The UNA has supported countless community causes, from the erection of a monument to Taras Shevchenko in Washington and the creation of the World Congress of Free Ukrainians to the establishment of Ukrainian studies chairs and the Ukrainian Research Institute at Harvard University. It has published numerous books, from Mykhailo Hrushevsky's "History of Ukraine" to Robert Conquest's "The Harvest of Sorrow." It was a major donor to the work of the U.S. Commission on the Ukraine Famine as well as to the Harvard Project on the Millennium of Christianity in Ukraine.

Not to be forgotten are the UNA's illustrious endeavors in the field of publishing (two newspapers, Svoboda and The Ukrainian Weekly, as well as the Veselka children's magazine), its scholarships for college students in the U.S. and Canada, its roles as patron of the arts and promoter of sports, its care for the elderly, and its assistance to needy victims of natural and man-made disasters, be they in the U.S., Ukraine, or any part of the Ukrainian diaspora.

With the declaration of Ukraine's independence, the UNA focused on helping the people of that formerly Soviet-dominated land.
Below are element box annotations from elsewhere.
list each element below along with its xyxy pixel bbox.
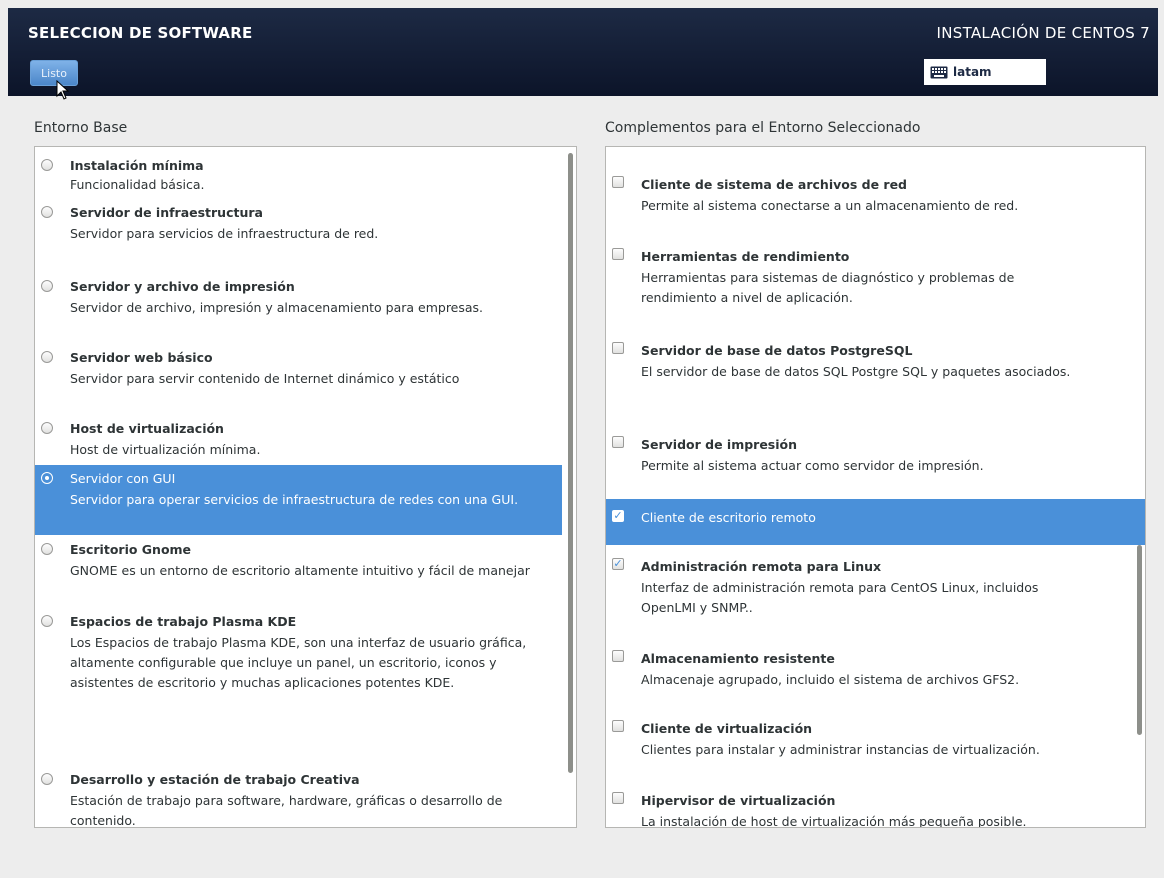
- scrollbar[interactable]: [568, 153, 573, 773]
- item-title: Servidor de impresión: [641, 437, 798, 452]
- list-item[interactable]: Almacenamiento resistente Almacenaje agr…: [606, 645, 1131, 695]
- base-environment-label: Entorno Base: [34, 120, 128, 136]
- checkbox-checked[interactable]: ✓: [612, 558, 624, 570]
- radio-button[interactable]: [41, 280, 53, 292]
- item-description: GNOME es un entorno de escritorio altame…: [70, 563, 530, 578]
- item-description: Permite al sistema actuar como servidor …: [641, 458, 984, 473]
- item-title: Hipervisor de virtualización: [641, 793, 836, 808]
- list-item[interactable]: Cliente de virtualización Clientes para …: [606, 715, 1131, 765]
- item-description: Servidor para servir contenido de Intern…: [70, 371, 460, 386]
- list-item[interactable]: Cliente de sistema de archivos de red Pe…: [606, 171, 1131, 221]
- keyboard-layout-indicator[interactable]: latam: [924, 59, 1046, 85]
- radio-button[interactable]: [41, 773, 53, 785]
- item-description: Permite al sistema conectarse a un almac…: [641, 198, 1019, 213]
- list-item[interactable]: Servidor de infraestructura Servidor par…: [35, 203, 562, 269]
- done-button[interactable]: Listo: [30, 60, 78, 86]
- radio-button[interactable]: [41, 543, 53, 555]
- item-description: Almacenaje agrupado, incluido el sistema…: [641, 672, 1020, 687]
- list-item[interactable]: Espacios de trabajo Plasma KDE Los Espac…: [35, 611, 562, 731]
- item-title: Herramientas de rendimiento: [641, 249, 850, 264]
- list-item-selected[interactable]: Servidor con GUI Servidor para operar se…: [35, 465, 562, 535]
- item-title: Cliente de sistema de archivos de red: [641, 177, 907, 192]
- radio-button[interactable]: [41, 351, 53, 363]
- item-description: Funcionalidad básica.: [70, 177, 205, 192]
- radio-button[interactable]: [41, 615, 53, 627]
- addons-list[interactable]: Cliente de sistema de archivos de red Pe…: [605, 146, 1146, 828]
- item-title: Espacios de trabajo Plasma KDE: [70, 614, 297, 629]
- item-description: Host de virtualización mínima.: [70, 442, 261, 457]
- item-title: Host de virtualización: [70, 421, 224, 436]
- checkbox[interactable]: [612, 436, 624, 448]
- item-description: Estación de trabajo para software, hardw…: [70, 793, 503, 828]
- radio-button-selected[interactable]: [41, 472, 53, 484]
- list-item-selected[interactable]: ✓ Cliente de escritorio remoto: [606, 499, 1145, 545]
- radio-button[interactable]: [41, 422, 53, 434]
- addons-label: Complementos para el Entorno Seleccionad…: [605, 120, 921, 136]
- checkbox[interactable]: [612, 720, 624, 732]
- scrollbar[interactable]: [1137, 545, 1142, 735]
- item-title: Instalación mínima: [70, 158, 204, 173]
- list-item[interactable]: Servidor web básico Servidor para servir…: [35, 347, 562, 413]
- item-title: Servidor web básico: [70, 350, 213, 365]
- item-description: Servidor para servicios de infraestructu…: [70, 226, 379, 241]
- item-title: Almacenamiento resistente: [641, 651, 835, 666]
- radio-button[interactable]: [41, 206, 53, 218]
- item-title: Escritorio Gnome: [70, 542, 192, 557]
- checkbox[interactable]: [612, 792, 624, 804]
- list-item[interactable]: Servidor de base de datos PostgreSQL El …: [606, 337, 1131, 387]
- keyboard-icon: [930, 66, 948, 78]
- item-description: Servidor para operar servicios de infrae…: [70, 492, 519, 507]
- item-title: Cliente de virtualización: [641, 721, 813, 736]
- list-item[interactable]: Instalación mínima Funcionalidad básica.: [35, 153, 562, 197]
- item-description: Servidor de archivo, impresión y almacen…: [70, 300, 484, 315]
- page-title: SELECCION DE SOFTWARE: [28, 24, 253, 42]
- item-title: Servidor de base de datos PostgreSQL: [641, 343, 913, 358]
- item-title: Servidor con GUI: [70, 471, 176, 486]
- checkbox[interactable]: [612, 248, 624, 260]
- checkbox-checked[interactable]: ✓: [612, 510, 624, 522]
- list-item[interactable]: Hipervisor de virtualización La instalac…: [606, 787, 1131, 828]
- item-title: Servidor y archivo de impresión: [70, 279, 295, 294]
- keyboard-layout-label: latam: [953, 65, 992, 79]
- item-title: Administración remota para Linux: [641, 559, 882, 574]
- base-environment-list[interactable]: Instalación mínima Funcionalidad básica.…: [34, 146, 577, 828]
- list-item[interactable]: Herramientas de rendimiento Herramientas…: [606, 243, 1131, 313]
- checkbox[interactable]: [612, 176, 624, 188]
- list-item[interactable]: ✓ Administración remota para Linux Inter…: [606, 553, 1131, 623]
- item-title: Desarrollo y estación de trabajo Creativ…: [70, 772, 360, 787]
- item-description: Interfaz de administración remota para C…: [641, 580, 1039, 615]
- top-bar: SELECCION DE SOFTWARE Listo INSTALACIÓN …: [8, 8, 1158, 100]
- checkbox[interactable]: [612, 650, 624, 662]
- mouse-pointer-icon: [56, 80, 70, 100]
- item-description: Los Espacios de trabajo Plasma KDE, son …: [70, 635, 527, 690]
- list-item[interactable]: Servidor y archivo de impresión Servidor…: [35, 275, 562, 341]
- product-name: INSTALACIÓN DE CENTOS 7: [936, 24, 1150, 42]
- checkbox[interactable]: [612, 342, 624, 354]
- list-item[interactable]: Servidor de impresión Permite al sistema…: [606, 431, 1131, 481]
- item-description: La instalación de host de virtualización…: [641, 814, 1027, 828]
- list-item[interactable]: Escritorio Gnome GNOME es un entorno de …: [35, 539, 562, 603]
- list-item[interactable]: Host de virtualización Host de virtualiz…: [35, 419, 562, 465]
- item-description: El servidor de base de datos SQL Postgre…: [641, 364, 1071, 379]
- item-title: Servidor de infraestructura: [70, 205, 263, 220]
- radio-button[interactable]: [41, 159, 53, 171]
- item-description: Clientes para instalar y administrar ins…: [641, 742, 1040, 757]
- item-title: Cliente de escritorio remoto: [641, 510, 816, 525]
- item-description: Herramientas para sistemas de diagnóstic…: [641, 270, 1015, 305]
- list-item[interactable]: Desarrollo y estación de trabajo Creativ…: [35, 769, 562, 828]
It created a Fund for the Rebirth of Ukraine that has supported many a project, from textbooks for the children of Ukraine to handbooks for businesspersons, and it has initiated its own educational projects, the Teaching English in Ukraine Program and the Summer Institute for teachers of the English language. It also funds the Kyiv Press Bureau that is staffed, on a rotating basis, by editorial staffers of The Ukrainian Weekly - the first full-time Kyyiv-based press bureau to serve a Western news outlet.

In short, the UNA has always been there for all Ukrainians. Will it continue to be there in the next 100 years? Will the Ukrainian National Association's second century be as illustrious as its first? The future depends upon both the new generations of Ukrainians who have grown up in North America and the new wave of immigrants recently arrived on these shores from Ukraine. Will they see the value of the Ukrainian National Association, become its members and take upon themselves the organization's leadership? That, dear readers, only time will tell.

However, we can state with all certainty that the UNA, as it marks the centennial of its humble yet profound beginnings, is moving ahead in keeping with its anniversary motto: "With reverence for the past, with a vision for the future."